Manche Momente im Leben sind teurer als andere, denn sie werden in einer anderen Währung bezahlt. Währung und Preis kennt nur, wer es bezahlen musste.

Und obwohl ich jetzt schon seit einer Weile zurückgekehrt bin, ist nichts wie vorher. Meine Zeitrechnung unterscheidet die vorsyrische, die syrische und die nachsyrische Zeit. Es sind die kleinen Dinge im Leben, auf die es für mich inzwischen ankommt. Ich konzentriere mich auf das Jetzt. Die Zeit, die ich durch meine Rückkehr gewonnen habe, nicht jene Zeit, die ich verloren habe.

Jede Geschichte hat ihren Anfang. Alles beginnt irgendwo, an einem spezifischen Punkt im Universum, zu einer spezifischen Zeit und an einem spezifischen Ort. Die Leben mancher Menschen kreuzen sich, manche Wege gehen wir ein Stück gemeinsam, einige Wege und Menschen haben Bedeutung, andere zerfallen im Kontinuum der Zeit, wie ein atomarer Stoff, der qua Naturgesetz kontinuierlich abgebaut wird. Aber manche Menschen prägen uns viel mehr, als wir das vielleicht jemals für möglich gehalten hätten, und beeinflussen dadurch unseren Weg.

Diese Geschichte beginnt mit meiner Freundschaft zu Laura, meiner alten Schulfreundin. Laura war eine von uns, bevor sie zum Islam konvertierte. Mit ihrer Konversion sollte sich vieles ändern. Unsere Freundschaft begann in der Grundschule und entwickelte sich zu einem Sandsturm, in dem ich unterging. Seit ihrer Ausreise aus Deutschland habe ich mich auf die Suche nach ihr begeben und versucht zu rekonstruieren, was geschehen war. Was hat Laura, meine Freundin seit der Grundschulzeit, zur radikalsten Lebensform des Islams gebracht? Welche Gründe haben zu ihrer Abkehr von unserer Gesellschaft geführt? Und warum hat sie für sich und ihre Kinder die Entscheidung getroffen, im Krieg zu leben? Warum kommt sie nicht nach Deutschland zurück? Letztere ist vielleicht eine der wichtigsten Fragen, die ich beantworten werde.

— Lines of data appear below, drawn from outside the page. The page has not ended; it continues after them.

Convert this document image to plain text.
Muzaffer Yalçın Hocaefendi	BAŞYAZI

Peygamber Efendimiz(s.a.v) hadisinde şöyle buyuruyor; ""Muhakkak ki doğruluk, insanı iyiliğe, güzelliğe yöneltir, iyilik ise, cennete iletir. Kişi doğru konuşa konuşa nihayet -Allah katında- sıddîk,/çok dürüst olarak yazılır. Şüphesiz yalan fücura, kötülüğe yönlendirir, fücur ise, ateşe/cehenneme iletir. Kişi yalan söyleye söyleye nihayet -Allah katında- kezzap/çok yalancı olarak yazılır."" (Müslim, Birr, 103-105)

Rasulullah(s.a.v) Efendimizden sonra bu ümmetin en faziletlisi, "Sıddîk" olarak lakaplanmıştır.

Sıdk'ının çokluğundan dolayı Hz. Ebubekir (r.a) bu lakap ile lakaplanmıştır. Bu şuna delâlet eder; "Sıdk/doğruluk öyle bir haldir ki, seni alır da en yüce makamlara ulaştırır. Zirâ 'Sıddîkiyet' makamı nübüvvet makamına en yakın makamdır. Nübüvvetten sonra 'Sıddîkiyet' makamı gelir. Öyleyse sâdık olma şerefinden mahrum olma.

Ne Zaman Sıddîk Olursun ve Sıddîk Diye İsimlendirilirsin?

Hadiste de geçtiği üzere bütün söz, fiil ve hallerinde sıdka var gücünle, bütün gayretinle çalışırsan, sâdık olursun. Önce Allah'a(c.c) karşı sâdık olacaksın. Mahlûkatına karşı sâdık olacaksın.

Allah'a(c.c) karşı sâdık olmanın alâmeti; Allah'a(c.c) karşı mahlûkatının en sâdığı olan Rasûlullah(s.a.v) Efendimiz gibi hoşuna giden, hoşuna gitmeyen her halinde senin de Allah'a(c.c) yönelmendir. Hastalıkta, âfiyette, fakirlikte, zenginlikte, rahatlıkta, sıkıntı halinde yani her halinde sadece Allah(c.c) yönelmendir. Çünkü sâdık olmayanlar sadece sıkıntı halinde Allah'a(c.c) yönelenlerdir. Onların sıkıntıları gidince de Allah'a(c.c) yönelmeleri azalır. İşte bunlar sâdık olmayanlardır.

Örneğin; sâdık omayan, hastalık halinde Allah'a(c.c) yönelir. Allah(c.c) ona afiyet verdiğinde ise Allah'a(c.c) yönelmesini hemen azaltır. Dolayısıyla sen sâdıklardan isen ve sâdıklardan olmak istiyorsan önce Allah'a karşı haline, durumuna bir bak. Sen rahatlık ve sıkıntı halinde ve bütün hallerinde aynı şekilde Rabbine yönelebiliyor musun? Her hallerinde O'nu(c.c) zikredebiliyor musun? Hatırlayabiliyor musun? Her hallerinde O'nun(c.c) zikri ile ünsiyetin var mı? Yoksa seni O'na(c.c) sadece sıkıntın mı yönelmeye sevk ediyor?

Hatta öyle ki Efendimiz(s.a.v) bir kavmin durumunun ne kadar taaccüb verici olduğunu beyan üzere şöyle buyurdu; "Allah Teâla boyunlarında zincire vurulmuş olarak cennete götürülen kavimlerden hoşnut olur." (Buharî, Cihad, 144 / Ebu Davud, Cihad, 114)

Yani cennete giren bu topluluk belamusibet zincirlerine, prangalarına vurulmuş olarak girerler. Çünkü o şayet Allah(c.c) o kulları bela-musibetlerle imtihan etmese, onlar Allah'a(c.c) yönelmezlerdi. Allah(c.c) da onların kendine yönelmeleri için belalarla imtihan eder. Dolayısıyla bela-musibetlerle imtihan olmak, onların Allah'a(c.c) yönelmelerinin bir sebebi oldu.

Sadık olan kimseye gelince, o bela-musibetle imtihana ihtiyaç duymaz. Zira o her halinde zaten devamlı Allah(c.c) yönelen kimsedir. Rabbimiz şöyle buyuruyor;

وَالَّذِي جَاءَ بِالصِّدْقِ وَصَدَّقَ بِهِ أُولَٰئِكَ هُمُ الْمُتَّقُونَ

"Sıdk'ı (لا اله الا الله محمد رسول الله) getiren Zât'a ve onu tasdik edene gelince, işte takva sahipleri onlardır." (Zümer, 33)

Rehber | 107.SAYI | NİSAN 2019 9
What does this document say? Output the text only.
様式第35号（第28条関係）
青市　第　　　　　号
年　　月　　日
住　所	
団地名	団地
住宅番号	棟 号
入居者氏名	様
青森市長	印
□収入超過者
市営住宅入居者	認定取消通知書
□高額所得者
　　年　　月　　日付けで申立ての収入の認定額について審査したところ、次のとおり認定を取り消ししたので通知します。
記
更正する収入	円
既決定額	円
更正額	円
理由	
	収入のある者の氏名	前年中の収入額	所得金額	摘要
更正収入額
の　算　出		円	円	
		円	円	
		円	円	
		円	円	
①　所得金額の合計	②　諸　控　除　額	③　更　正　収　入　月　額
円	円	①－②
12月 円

Als ich Laura das erste Mal seit ihrer Ausreise im Frühjahr 2009 wiedersah, war ich ihrer Gruppe vollkommen ausgeliefert. Ich war mir dessen nur noch nicht bewusst. Es war diese Freundschaft aus Bonner Zeiten, die mich fast mein Leben und das Leben meines Sohnes kostete. Mit meiner Reise nach Syrien wurde ich in die Falle gelockt. Meine Sicherheitsgarantie löste sich in Luft auf, und jene Gruppe, die eben noch für meine Sicherheit eingestanden hatte, entführte mich im nächsten Moment. Das Gefährlichste an Syrien ist die Unberechenbarkeit, doch dies und vieles andere habe ich zu spät begriffen. Ich bin erst viel später in diesem Krieg angekommen. Es hat Monate gedauert, bis ich akzeptiert habe, dass ich in Syrien bin und bis auf Weiteres nicht nach Deutschland zurückkehren werde. Ich dachte, ich könne eine kurze Reise nach Syrien machen, für eine kurze Weile in das Leben von Laura eintauchen und anschließend einfach zurückkommen, nach einigen Tagen Recherche.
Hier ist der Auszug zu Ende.